J.D. Vance, the GOP senator from Ohio who is Trump’s running mate, introduced a bill – the “Dismantle DEI Act” – that would end all federal DEI programs and funding for government agencies and contractors that have DEI programs.

Increasingly, Americans are indicating they would prefer businesses stay out of public policy.

Fewer than 4 in 10 U.S. adults (38%) believe businesses should take public stances, a decline of 10 percentage points since 2022, according to a recent survey from Gallup and Bentley University.

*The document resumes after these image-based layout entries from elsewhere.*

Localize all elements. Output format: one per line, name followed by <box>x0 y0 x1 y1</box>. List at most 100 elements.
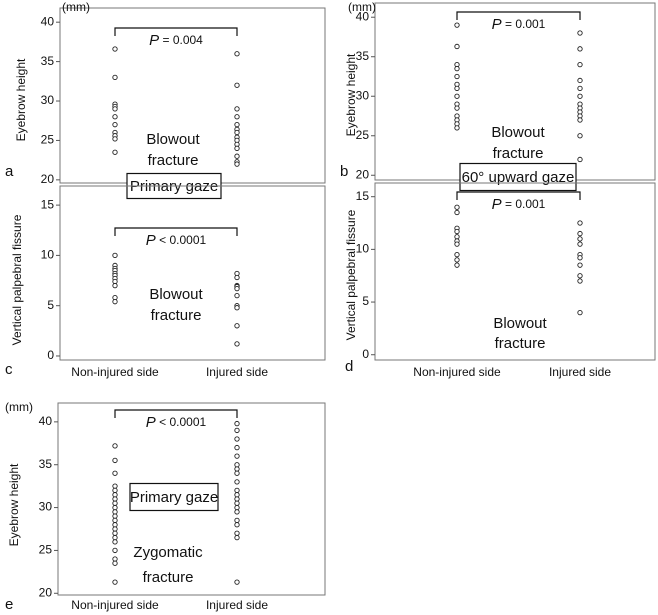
data-point <box>112 534 118 541</box>
y-tick-label: 30 <box>41 93 55 107</box>
data-point <box>234 420 240 427</box>
y-axis-label: Vertical palpebral fissure <box>344 209 358 340</box>
p-text: < 0.0001 <box>156 233 207 247</box>
y-tick-label: 30 <box>39 500 53 514</box>
x-tick-label: Non-injured side <box>71 365 159 379</box>
annotation: Blowout <box>149 286 203 303</box>
y-tick-label: 25 <box>39 543 53 557</box>
data-point <box>234 129 240 136</box>
panel-letter: d <box>345 358 353 375</box>
data-point <box>454 73 460 80</box>
data-point <box>454 105 460 111</box>
data-point <box>112 579 118 585</box>
data-point <box>577 156 583 163</box>
p-text: = 0.001 <box>502 197 546 211</box>
data-point <box>577 93 583 99</box>
data-point <box>234 161 240 167</box>
data-point <box>112 136 118 142</box>
data-point <box>234 534 240 541</box>
data-point <box>577 236 583 242</box>
gaze-label: Primary gaze <box>130 489 218 506</box>
data-point <box>234 453 240 459</box>
y-tick-label: 40 <box>39 414 53 428</box>
y-tick-label: 0 <box>47 348 54 362</box>
p-value: P < 0.0001 <box>146 414 207 431</box>
data-point <box>112 282 118 289</box>
p-value: P = 0.001 <box>492 16 546 33</box>
y-axis-label: Eyebrow height <box>14 58 28 141</box>
data-point <box>234 492 240 498</box>
annotation: fracture <box>493 145 544 162</box>
panel-letter: c <box>5 361 13 378</box>
data-point <box>577 77 583 84</box>
data-point <box>234 323 240 329</box>
data-point <box>234 114 240 120</box>
annotation: fracture <box>495 335 546 352</box>
data-point <box>112 74 118 81</box>
y-tick-label: 25 <box>356 128 370 142</box>
x-tick-label: Non-injured side <box>71 598 159 612</box>
y-tick-label: 30 <box>356 88 370 102</box>
unit-label: (mm) <box>348 0 376 14</box>
p-symbol: P <box>146 414 156 431</box>
data-point <box>577 262 583 268</box>
data-point <box>234 517 240 524</box>
y-tick-label: 5 <box>47 298 54 312</box>
significance-bracket <box>456 11 581 20</box>
data-point <box>577 61 583 68</box>
data-point <box>454 65 460 72</box>
data-point <box>234 274 240 281</box>
data-point <box>112 149 118 155</box>
data-point <box>112 547 118 554</box>
data-point <box>454 85 460 91</box>
data-point <box>112 556 118 562</box>
y-tick-label: 15 <box>356 189 370 203</box>
data-point <box>454 257 460 263</box>
annotation: Blowout <box>146 131 200 148</box>
data-point <box>454 209 460 216</box>
data-point <box>577 85 583 91</box>
y-tick-label: 5 <box>362 294 369 308</box>
p-value: P < 0.0001 <box>146 232 207 249</box>
data-point <box>454 228 460 235</box>
data-point <box>112 470 118 476</box>
data-point <box>234 51 240 57</box>
data-point <box>577 220 583 226</box>
significance-bracket <box>456 191 581 200</box>
data-point <box>234 444 240 451</box>
y-tick-label: 10 <box>41 248 55 262</box>
data-point <box>577 133 583 139</box>
y-tick-label: 20 <box>41 172 55 186</box>
plot-frame <box>57 402 326 596</box>
data-point <box>234 504 240 511</box>
annotation: fracture <box>143 569 194 586</box>
data-point <box>234 153 240 159</box>
data-point <box>112 539 118 545</box>
data-point <box>112 492 118 498</box>
data-point <box>112 509 118 515</box>
x-tick-label: Injured side <box>549 365 611 379</box>
data-point <box>112 252 118 259</box>
data-point <box>112 122 118 128</box>
data-point <box>234 285 240 292</box>
data-point <box>577 30 583 36</box>
data-point <box>234 466 240 472</box>
y-tick-label: 10 <box>356 242 370 256</box>
data-point <box>234 427 240 434</box>
p-symbol: P <box>492 196 502 213</box>
annotation: Zygomatic <box>133 544 203 561</box>
annotation: fracture <box>151 307 202 324</box>
annotation: fracture <box>148 152 199 169</box>
data-point <box>454 241 460 247</box>
data-point <box>454 22 460 28</box>
y-axis-label: Vertical palpebral fissure <box>10 214 24 345</box>
plot-frame <box>59 185 326 361</box>
data-point <box>234 82 240 88</box>
data-point <box>234 522 240 528</box>
data-point <box>454 251 460 258</box>
data-point <box>577 241 583 247</box>
data-point <box>112 487 118 494</box>
data-point <box>112 46 118 52</box>
panel-letter: e <box>5 596 13 613</box>
y-tick-label: 25 <box>41 133 55 147</box>
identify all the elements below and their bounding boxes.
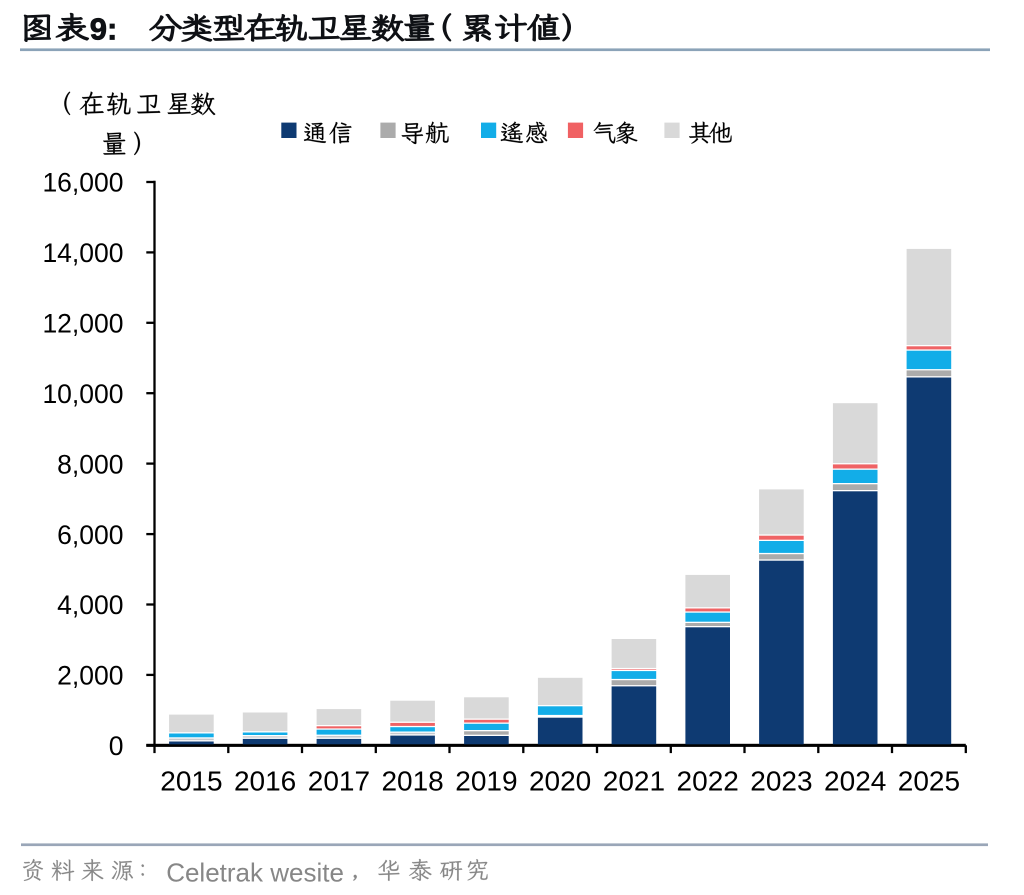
svg-text:2023: 2023 bbox=[750, 766, 812, 797]
svg-text:2018: 2018 bbox=[381, 766, 443, 797]
svg-text:12,000: 12,000 bbox=[42, 309, 123, 339]
svg-text:10,000: 10,000 bbox=[42, 379, 123, 409]
svg-text:16,000: 16,000 bbox=[42, 168, 123, 198]
svg-text:2024: 2024 bbox=[824, 766, 886, 797]
svg-text:2019: 2019 bbox=[455, 766, 517, 797]
svg-text:9:: 9: bbox=[90, 12, 118, 47]
svg-text:2015: 2015 bbox=[160, 766, 222, 797]
svg-text:2016: 2016 bbox=[234, 766, 296, 797]
svg-text:2020: 2020 bbox=[529, 766, 591, 797]
svg-text:2,000: 2,000 bbox=[57, 661, 123, 691]
svg-text:4,000: 4,000 bbox=[57, 590, 123, 620]
svg-text:2025: 2025 bbox=[898, 766, 960, 797]
svg-text:2021: 2021 bbox=[603, 766, 665, 797]
svg-text:14,000: 14,000 bbox=[42, 238, 123, 268]
svg-text:8,000: 8,000 bbox=[57, 449, 123, 479]
svg-text:0: 0 bbox=[109, 731, 124, 761]
svg-text:Celetrak wesite: Celetrak wesite bbox=[166, 858, 344, 888]
svg-text:2017: 2017 bbox=[308, 766, 370, 797]
svg-text:2022: 2022 bbox=[677, 766, 739, 797]
svg-text:6,000: 6,000 bbox=[57, 520, 123, 550]
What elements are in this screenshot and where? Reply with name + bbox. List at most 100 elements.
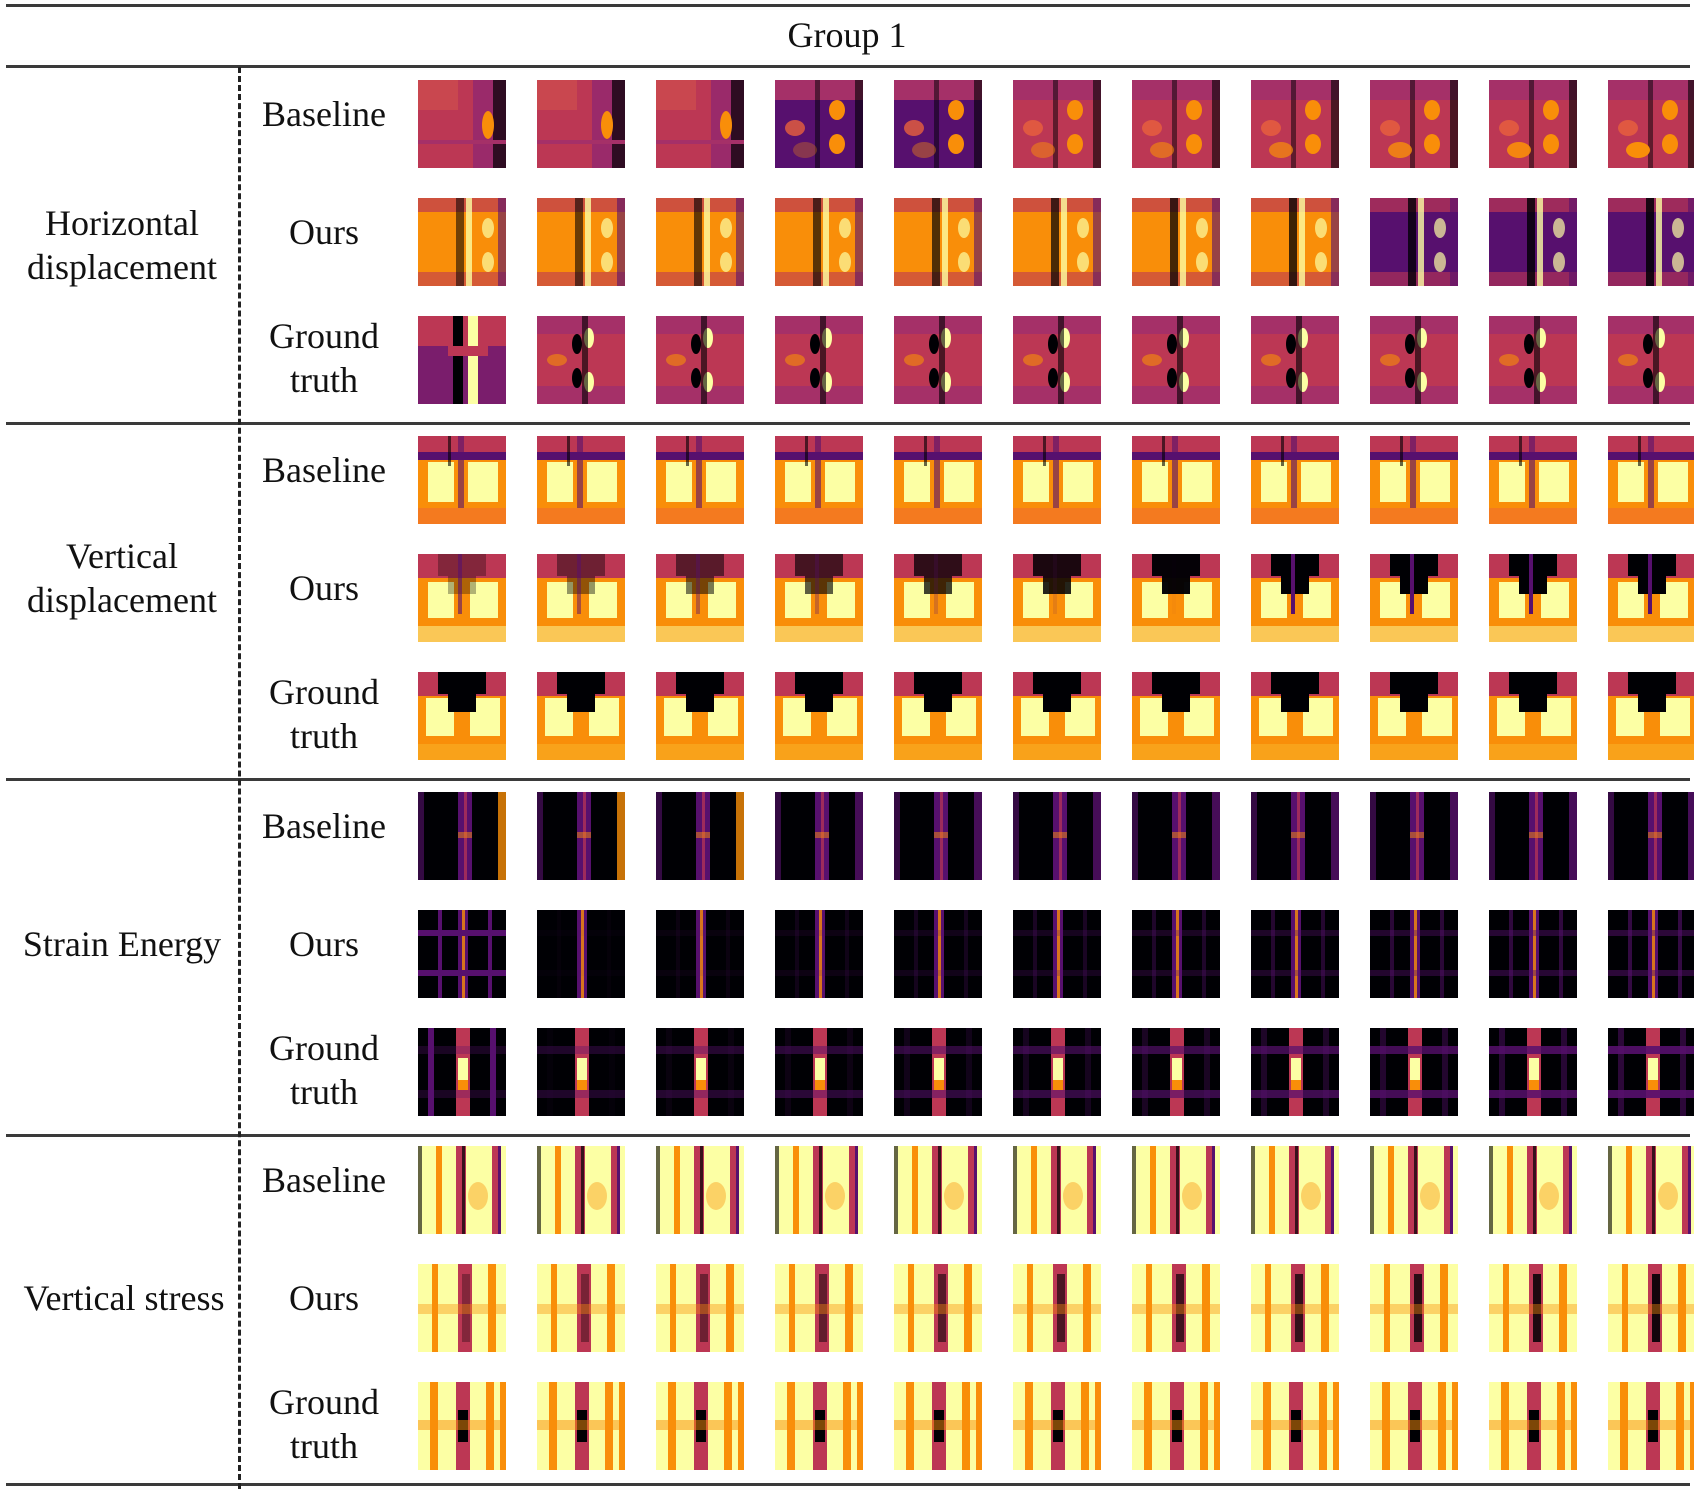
heatmap-baseline-step-9	[1370, 792, 1458, 880]
bottom-rule	[6, 1483, 1690, 1486]
heatmap-ground-truth-step-3	[656, 316, 744, 404]
heatmap-ours-step-9	[1370, 554, 1458, 642]
heatmap-ground-truth-step-1	[418, 316, 506, 404]
row-label-baseline: Baseline	[262, 1160, 386, 1200]
heatmap-ground-truth-step-7	[1132, 316, 1220, 404]
heatmap-ground-truth-step-5	[894, 1382, 982, 1470]
heatmap-baseline-step-3	[656, 436, 744, 524]
heatmap-baseline-step-5	[894, 80, 982, 168]
section-horizontal-displacement: Horizontal displacement Baseline Ours Gr…	[0, 68, 1694, 422]
heatmap-ours-step-8	[1251, 910, 1339, 998]
heatmap-baseline-step-1	[418, 792, 506, 880]
row-label-baseline: Baseline	[262, 450, 386, 490]
heatmap-ours-step-1	[418, 1264, 506, 1352]
section-divider-1	[6, 422, 1690, 425]
heatmap-baseline-step-8	[1251, 792, 1339, 880]
heatmap-ground-truth-step-5	[894, 1028, 982, 1116]
heatmap-baseline-step-5	[894, 436, 982, 524]
heatmap-baseline-step-9	[1370, 1146, 1458, 1234]
heatmap-ours-step-8	[1251, 554, 1339, 642]
heatmap-ours-step-6	[1013, 198, 1101, 286]
row-label-ground-truth: Ground truth	[269, 316, 379, 400]
heatmap-ours-step-6	[1013, 910, 1101, 998]
heatmap-baseline-step-6	[1013, 436, 1101, 524]
heatmap-ours-step-4	[775, 910, 863, 998]
heatmap-baseline-step-2	[537, 436, 625, 524]
heatmap-ground-truth-step-7	[1132, 672, 1220, 760]
heatmap-baseline-step-9	[1370, 80, 1458, 168]
heatmap-ours-step-5	[894, 198, 982, 286]
heatmap-ground-truth-step-11	[1608, 1028, 1694, 1116]
heatmap-baseline-step-6	[1013, 792, 1101, 880]
heatmap-baseline-step-8	[1251, 436, 1339, 524]
heatmap-baseline-step-4	[775, 792, 863, 880]
heatmap-ours-step-3	[656, 198, 744, 286]
heatmap-ours-step-5	[894, 910, 982, 998]
heatmap-ground-truth-step-11	[1608, 1382, 1694, 1470]
section-divider-3	[6, 1134, 1690, 1137]
heatmap-ours-step-11	[1608, 910, 1694, 998]
heatmap-ground-truth-step-4	[775, 316, 863, 404]
heatmap-ground-truth-step-9	[1370, 1028, 1458, 1116]
heatmap-ours-step-9	[1370, 198, 1458, 286]
heatmap-baseline-step-3	[656, 1146, 744, 1234]
heatmap-ours-step-8	[1251, 198, 1339, 286]
heatmap-ground-truth-step-8	[1251, 672, 1339, 760]
heatmap-ground-truth-step-10	[1489, 316, 1577, 404]
heatmap-ours-step-4	[775, 1264, 863, 1352]
heatmap-ground-truth-step-2	[537, 316, 625, 404]
figure-title: Group 1	[787, 15, 907, 55]
heatmap-ground-truth-step-6	[1013, 316, 1101, 404]
heatmap-ours-step-4	[775, 198, 863, 286]
heatmap-ground-truth-step-10	[1489, 1382, 1577, 1470]
row-label-ground-truth: Ground truth	[269, 672, 379, 756]
row-label-ours: Ours	[289, 924, 359, 964]
section-strain-energy: Strain Energy Baseline Ours Ground truth	[0, 780, 1694, 1134]
heatmap-ours-step-10	[1489, 1264, 1577, 1352]
heatmap-ours-step-10	[1489, 910, 1577, 998]
row-label-ours: Ours	[289, 568, 359, 608]
section-label: Vertical displacement	[27, 536, 217, 620]
heatmap-baseline-step-1	[418, 80, 506, 168]
heatmap-ground-truth-step-7	[1132, 1382, 1220, 1470]
section-label: Vertical stress	[23, 1278, 225, 1318]
row-label-ground-truth: Ground truth	[269, 1028, 379, 1112]
heatmap-baseline-step-3	[656, 80, 744, 168]
heatmap-ours-step-6	[1013, 554, 1101, 642]
row-label-ground-truth: Ground truth	[269, 1382, 379, 1466]
section-label: Strain Energy	[22, 924, 222, 964]
heatmap-ours-step-2	[537, 910, 625, 998]
heatmap-ground-truth-step-1	[418, 1028, 506, 1116]
heatmap-baseline-step-9	[1370, 436, 1458, 524]
heatmap-baseline-step-8	[1251, 80, 1339, 168]
heatmap-baseline-step-2	[537, 792, 625, 880]
heatmap-baseline-step-10	[1489, 436, 1577, 524]
heatmap-ours-step-5	[894, 554, 982, 642]
heatmap-ours-step-3	[656, 554, 744, 642]
heatmap-baseline-step-2	[537, 80, 625, 168]
heatmap-baseline-step-7	[1132, 792, 1220, 880]
heatmap-ours-step-2	[537, 554, 625, 642]
row-label-baseline: Baseline	[262, 94, 386, 134]
heatmap-ground-truth-step-5	[894, 316, 982, 404]
heatmap-baseline-step-11	[1608, 436, 1694, 524]
heatmap-baseline-step-4	[775, 1146, 863, 1234]
heatmap-baseline-step-10	[1489, 792, 1577, 880]
heatmap-ground-truth-step-3	[656, 1382, 744, 1470]
heatmap-ground-truth-step-1	[418, 672, 506, 760]
heatmap-baseline-step-5	[894, 1146, 982, 1234]
heatmap-ground-truth-step-5	[894, 672, 982, 760]
heatmap-baseline-step-11	[1608, 1146, 1694, 1234]
heatmap-ours-step-11	[1608, 198, 1694, 286]
heatmap-ours-step-2	[537, 1264, 625, 1352]
heatmap-ours-step-1	[418, 910, 506, 998]
heatmap-ours-step-8	[1251, 1264, 1339, 1352]
heatmap-ours-step-10	[1489, 554, 1577, 642]
heatmap-ground-truth-step-9	[1370, 316, 1458, 404]
heatmap-ours-step-4	[775, 554, 863, 642]
heatmap-ground-truth-step-7	[1132, 1028, 1220, 1116]
row-label-ours: Ours	[289, 1278, 359, 1318]
heatmap-baseline-step-7	[1132, 1146, 1220, 1234]
heatmap-ground-truth-step-9	[1370, 672, 1458, 760]
heatmap-ground-truth-step-4	[775, 1382, 863, 1470]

The only groups to express majority support for businesses taking public stands are LGBTQ+ adults (55%), Black adults (54%) and Democrats (53%), the Bentley-Gallup Business in Society Report found.

DEI is political wedge issue in 2024 election

In this volatile political environment, Starbuck sees himself as a corporate watchdog. He frames his campaign as getting politics out of business. 

He credits his success to targeting brands with broad appeal among conservatives that he says have fallen “out of alignment” with their customers.

Tractor Supply, his first target, ended its DEI programs while the other companies did not make wholesale changes.

“When a company does a full turnaround like Tractor Supply, then we very strongly support people rewarding those types of companies,” Starbuck told USA TODAY.

Diversity advocates argue that DEI initiatives are popular in corporate America because they drive business success.

A recent study from the Global Black Economic Forum and the Korn Ferry Institute found that building diverse teams and inclusive workplaces boosts innovation and other business goals.

“Opponents of DEI seek to dismantle initiatives because they work,” Andrea Abrams, executive director of Defending American Values Coalition, a member of the Stacey Abrams-founded American Pride Rises Network, said in a statement. “Rather than bowing to the pressures of anti-DEI activists, companies should speak up about the economic successes of DEI and stand firm in their support for programs that increase the talent pool and expand the bottom line.”

With anti-DEI rhetoric catching fire in conservative-leaning corners of the internet and talk of "woke mind virus" from prominent business figures like Elon Musk, Shaun Harper, a professor of business, public policy and education at the University of Southern California, says companies must be more transparent about their efforts to make their workforce and leadership better reflect the customers they serve.

“It demands companies show their work and show that their work is not the outrageous, divisive, indoctrinating versions of DEI that are talked about on Fox News and in other conservative media outlets and on conservative social media,” Harper said.